«Entre l’abonnement et leurs commissions, il y a des mois où je me suis retrouvée avec des factures de 1200 francs pour TheFork seulement. Il faut payer une souscription mensuelle et chaque réservation via l’application est facturée 3 francs pour le service de midi, 4 francs pour le service du soir. Sur une table de six personnes, ça fait 24 francs, comme si on avait un plat en moins.» Camille Grange dirige le restaurant étoilé La Micheline à Genève.

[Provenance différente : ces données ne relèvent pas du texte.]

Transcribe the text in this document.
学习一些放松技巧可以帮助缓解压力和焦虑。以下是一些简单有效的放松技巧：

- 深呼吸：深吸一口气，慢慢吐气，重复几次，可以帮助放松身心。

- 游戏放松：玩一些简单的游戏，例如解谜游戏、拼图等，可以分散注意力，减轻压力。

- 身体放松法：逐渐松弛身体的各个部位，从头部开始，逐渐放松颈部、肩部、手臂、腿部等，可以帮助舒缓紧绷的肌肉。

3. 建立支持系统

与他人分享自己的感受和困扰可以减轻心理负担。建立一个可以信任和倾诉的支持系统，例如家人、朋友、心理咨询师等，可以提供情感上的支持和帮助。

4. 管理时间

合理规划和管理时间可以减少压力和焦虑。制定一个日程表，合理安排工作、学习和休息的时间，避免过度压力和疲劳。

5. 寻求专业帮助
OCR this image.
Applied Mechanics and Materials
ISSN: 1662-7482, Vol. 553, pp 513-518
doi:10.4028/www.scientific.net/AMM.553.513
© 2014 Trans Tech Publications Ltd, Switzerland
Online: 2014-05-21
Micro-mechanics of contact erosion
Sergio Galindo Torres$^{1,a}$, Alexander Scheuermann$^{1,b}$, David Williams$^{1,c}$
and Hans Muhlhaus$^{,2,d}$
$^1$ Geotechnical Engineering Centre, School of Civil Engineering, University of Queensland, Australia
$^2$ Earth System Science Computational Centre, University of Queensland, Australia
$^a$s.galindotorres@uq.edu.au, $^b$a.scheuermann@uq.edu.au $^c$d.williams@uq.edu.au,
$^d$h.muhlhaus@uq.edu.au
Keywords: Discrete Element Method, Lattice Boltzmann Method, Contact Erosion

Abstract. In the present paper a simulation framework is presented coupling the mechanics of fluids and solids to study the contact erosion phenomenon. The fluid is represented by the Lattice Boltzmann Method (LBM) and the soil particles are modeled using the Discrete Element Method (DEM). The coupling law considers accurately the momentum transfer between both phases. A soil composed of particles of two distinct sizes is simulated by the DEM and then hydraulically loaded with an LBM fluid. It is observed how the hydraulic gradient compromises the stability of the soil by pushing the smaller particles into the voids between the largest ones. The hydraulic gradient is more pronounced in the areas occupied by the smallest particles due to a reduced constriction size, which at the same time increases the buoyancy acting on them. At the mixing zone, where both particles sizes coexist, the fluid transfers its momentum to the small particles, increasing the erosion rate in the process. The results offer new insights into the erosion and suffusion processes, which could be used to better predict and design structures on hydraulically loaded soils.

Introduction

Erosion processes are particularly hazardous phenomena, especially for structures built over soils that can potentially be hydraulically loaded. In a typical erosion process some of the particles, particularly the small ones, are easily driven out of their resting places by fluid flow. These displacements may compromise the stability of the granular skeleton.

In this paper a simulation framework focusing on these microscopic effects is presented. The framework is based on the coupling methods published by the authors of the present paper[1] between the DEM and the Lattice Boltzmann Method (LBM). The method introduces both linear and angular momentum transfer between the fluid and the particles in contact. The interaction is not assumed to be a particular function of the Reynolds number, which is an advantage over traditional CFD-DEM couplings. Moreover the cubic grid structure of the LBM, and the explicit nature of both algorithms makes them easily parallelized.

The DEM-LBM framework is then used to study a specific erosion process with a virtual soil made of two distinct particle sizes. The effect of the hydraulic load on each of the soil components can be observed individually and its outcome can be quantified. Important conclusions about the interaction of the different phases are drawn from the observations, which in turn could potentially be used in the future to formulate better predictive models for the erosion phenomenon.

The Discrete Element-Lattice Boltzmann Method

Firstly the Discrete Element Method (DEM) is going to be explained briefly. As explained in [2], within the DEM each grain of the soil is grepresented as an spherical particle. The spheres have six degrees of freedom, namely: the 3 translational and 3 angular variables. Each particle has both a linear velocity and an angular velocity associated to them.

Le restaurant a ouvert ses portes en 2020, puis a décroché sa première étoile en 2022. Avec une cuisine d’inspiration basque et une équipe de 17 employés, La Micheline a une capacité de 60 couverts. L’application étant partenaire du Guide Michelin, elle les a directement approchés.
Camille Grange travaillait auparavant avec l’application Zenchef. «Il existe également Guestonline, qui propose les mêmes services à des tarifs équivalents, mais ces entreprises sont basées en France, elles n’ont pas l’ancrage local et rassurant de TheFork.»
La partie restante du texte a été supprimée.